Tokenizer

class opennmt.tokenizers.Tokenizer[source]

Base class for tokenizers.

Inherits from: abc.ABC

Extended by:

property in_graph: Returns True if this tokenizer can be run in graph (i.e. uses TensorFlow ops).

export_assets(asset_dir, asset_prefix='')[source]

Exports assets for this tokenizer.

Parameters

asset_dir – The directory where assets can be written.
asset_prefix – The prefix to attach to assets filename.

Returns

A dictionary containing additional assets used by the tokenizer.

tokenize_stream(input_stream=<_io.TextIOWrapper name='<stdin>' mode='r' encoding='utf-8'>, output_stream=<_io.TextIOWrapper name='<stdout>' mode='w' encoding='utf-8'>, delimiter=' ', training=True)[source]

Tokenizes a stream of sentences.

Parameters

input_stream – The input stream.
output_stream – The output stream.
delimiter – The token delimiter to use for text serialization.
training – Set to False to tokenize for inference.

detokenize_stream(input_stream=<_io.TextIOWrapper name='<stdin>' mode='r' encoding='utf-8'>, output_stream=<_io.TextIOWrapper name='<stdout>' mode='w' encoding='utf-8'>, delimiter=' ')[source]

Detokenizes a stream of sentences.

Parameters

input_stream – The input stream.
output_stream – The output stream.
delimiter – The token delimiter used for text serialization.

tokenize(text, training=True)[source]

Tokenizes text.

Parameters

text – A string or batch of strings to tokenize as a tf.Tensor or Python values.
training – Set to False to tokenize for inference.

Returns

If text is a Python string, a list of Python strings.
If text is a list of Python strings, a list of list of Python strings.
If text is a 0-D tf.Tensor, a 1-D tf.Tensor.
If text is a 1-D tf.Tensor, a 2-D tf.RaggedTensor.

Raises

ValueError – if the rank of text is greater than 1.

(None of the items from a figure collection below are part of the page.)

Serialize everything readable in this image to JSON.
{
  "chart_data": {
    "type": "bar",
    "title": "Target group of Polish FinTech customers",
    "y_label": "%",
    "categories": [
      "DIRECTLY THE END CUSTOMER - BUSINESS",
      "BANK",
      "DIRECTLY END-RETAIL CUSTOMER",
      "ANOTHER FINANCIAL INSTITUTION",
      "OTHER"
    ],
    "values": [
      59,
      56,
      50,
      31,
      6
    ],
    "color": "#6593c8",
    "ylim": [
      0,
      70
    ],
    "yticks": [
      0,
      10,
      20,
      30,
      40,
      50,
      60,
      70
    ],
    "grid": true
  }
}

detokenize(tokens, sequence_length=None)[source]

Detokenizes tokens.

The Tensor version supports batches of tokens.

Parameters

tokens – Tokens or batch of tokens as a tf.Tensor, tf.RaggedTensor, or Python values.
sequence_length – The length of each sequence. Required if tokens is a dense 2-D tf.Tensor.

Returns

If tokens is a list of list of Python strings, a list of Python strings.
If tokens is a list of Python strings, a Python string.
If tokens is a N-D tf.Tensor (or tf.RaggedTensor), a (N-1)-D tf.Tensor.

Raises

ValueError – if the rank of tokens is greater than 2.
ValueError – if tokens is a 2-D dense tf.Tensor and sequence_length is not set.